Roger Bastide (1973) preocupou-se em conferir um estatuto social à possessão do Candomblé


em contraposição à idéia de que este fenômeno seria um momento de histeria. Para que o
fenômeno ocorra, é necessário obedecer a uma seqüência de atos ritualizados que levará uma
determinada pessoa ao transe. No entanto, nem todos podem ser incorporados por uma
entidade; isto só é possível àqueles que foram iniciados nos mistérios da religião. Todo o
processo de iniciação requer um tempo de educação religiosa que possibilita a pessoa tornar-
se um “cavalo” dos santos. Quando alguém “faz a cabeça” para um santo, é necessário
obedecer a vários procedimentos que garantam sua iniciação, entre os quais, a raspagem da
cabeça, que tem por finalidade criar uma “abertura” para ocorrer a incorporação.

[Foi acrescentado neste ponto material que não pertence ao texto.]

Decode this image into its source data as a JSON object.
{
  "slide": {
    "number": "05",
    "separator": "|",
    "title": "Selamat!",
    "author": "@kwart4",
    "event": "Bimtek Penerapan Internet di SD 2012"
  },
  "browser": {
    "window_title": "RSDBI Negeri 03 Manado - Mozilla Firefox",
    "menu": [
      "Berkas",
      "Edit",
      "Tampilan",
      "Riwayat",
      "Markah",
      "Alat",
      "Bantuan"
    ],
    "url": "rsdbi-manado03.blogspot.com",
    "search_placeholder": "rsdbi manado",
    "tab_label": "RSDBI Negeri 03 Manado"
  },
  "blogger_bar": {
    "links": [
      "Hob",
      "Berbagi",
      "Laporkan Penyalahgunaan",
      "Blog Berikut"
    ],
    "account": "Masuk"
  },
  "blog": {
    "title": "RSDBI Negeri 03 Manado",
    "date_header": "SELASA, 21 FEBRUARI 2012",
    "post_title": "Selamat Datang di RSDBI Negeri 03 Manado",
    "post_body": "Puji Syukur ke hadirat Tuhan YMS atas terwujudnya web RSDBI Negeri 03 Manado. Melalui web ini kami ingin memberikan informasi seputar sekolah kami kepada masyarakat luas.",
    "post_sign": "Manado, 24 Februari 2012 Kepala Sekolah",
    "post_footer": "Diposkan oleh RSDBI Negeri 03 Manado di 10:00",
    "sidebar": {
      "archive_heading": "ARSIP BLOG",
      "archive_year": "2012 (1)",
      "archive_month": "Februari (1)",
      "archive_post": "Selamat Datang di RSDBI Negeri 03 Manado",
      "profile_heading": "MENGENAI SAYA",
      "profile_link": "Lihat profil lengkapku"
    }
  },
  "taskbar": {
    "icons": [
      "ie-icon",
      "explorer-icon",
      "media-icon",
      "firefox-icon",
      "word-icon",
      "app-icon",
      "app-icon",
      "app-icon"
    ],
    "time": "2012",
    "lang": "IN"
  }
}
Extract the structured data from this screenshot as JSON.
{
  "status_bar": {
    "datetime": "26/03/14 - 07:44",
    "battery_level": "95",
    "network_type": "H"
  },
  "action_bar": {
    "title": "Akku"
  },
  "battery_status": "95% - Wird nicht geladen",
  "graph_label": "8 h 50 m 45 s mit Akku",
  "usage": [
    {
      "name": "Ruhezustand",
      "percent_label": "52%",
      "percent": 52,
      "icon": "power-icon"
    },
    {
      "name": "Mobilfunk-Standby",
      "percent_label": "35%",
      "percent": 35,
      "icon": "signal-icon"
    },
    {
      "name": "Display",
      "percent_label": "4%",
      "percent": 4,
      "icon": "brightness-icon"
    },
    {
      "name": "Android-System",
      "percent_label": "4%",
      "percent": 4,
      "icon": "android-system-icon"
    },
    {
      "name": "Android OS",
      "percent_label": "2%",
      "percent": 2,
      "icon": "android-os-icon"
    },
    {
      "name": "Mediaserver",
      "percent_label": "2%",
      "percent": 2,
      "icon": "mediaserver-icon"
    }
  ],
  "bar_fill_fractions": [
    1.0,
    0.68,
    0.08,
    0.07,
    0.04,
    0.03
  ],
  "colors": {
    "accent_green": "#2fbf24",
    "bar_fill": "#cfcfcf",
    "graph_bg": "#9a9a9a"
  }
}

Na verdade, existe um ensinamento religioso que, por meio de uma série de rituais, torna
alguém apto ao exercício da função específica de “receber o santo”. A maneira como o santo
escolheu a pessoa e os procedimentos para a “feitura da cabeça”, embora se apresente como
“mistérios da fé”, são socialmente compartilhados. Assim como há um roteiro sagrado para
fazer a cabeça”, no recebimento da divindade há uma seqüência lógica e necessária da qual
toda comunidade participa.

“(...) em primeiro lugar a preparação para a festa; o ‘cavalo’ deve estar ‘limpo’, isto é, deve ter
obedecido às diversas prescrições e tabus de seu Deus, abstendo-se de

5relações sexuais; seu corpo é o templo em que poderá descer o orixá. Em segundo lugar, o
apelo aos deuses. Ao martelar surdo dos tambores, atravessados pelo tilintar agudo do agogô,
os fiéis cantam os cânticos dos orixás, três cânticos para cada um deles, numa ordem
determinada, enquanto os membros da confraria, homens e mulheres (...) dançam os passos
apropriados a cada um dos diversos cânticos. No decorrer destes cantos e destas danças, na
noite musical da Bahia ou do Recife, um ser bruscamente se agita, as espáduas sacudidas de
tremores convulsivos, o corpo fremente, às vezes caindo por terra. O Deus montou no seu
‘cavalo’” (Bastide, 1973:299).

Bastide ainda continua sua bela narração introduzindo outros atores e suas respectivas
funções no transcorrer do ritual da “descida do santo”. Por fim, é narrado o momento em que
o santo abandona o “cavalo” e vai embora. Naquele instante, o batucar dos tambores e a
realização de alguns cânticos ocorre de forma inversa àquela que inicialmente chamou os
orixás. A isto Bastide denominou “lei da inversão mágica”, em virtude de mandar os deuses
embora e marcar a saída do ritual.

A possessão, como qualquer ritual, tem as suas etapas socialmente decodificadas. Existe uma
ordem temporal que deve ser obedecida para que o transe ocorra. Os santos só se incorporam
quando são executados uma batida e cânticos específicos, pois sua presença necessita ser
invocada. E não é qualquer santo que “desce”. Existe uma relação precisa entre eles, a batida e
os cânticos na produção da possessão. Além disso, o próprio “cavalo” somente recebe o santo
para o qual a sua cabeça foi destinada. Não existe nada de aleatório, despropositado ou
histérico na possessão. Uma vez incorporado, o “cavalo” fará exatamente os mesmos
movimentos, a mesma dança representando o mito correspondente.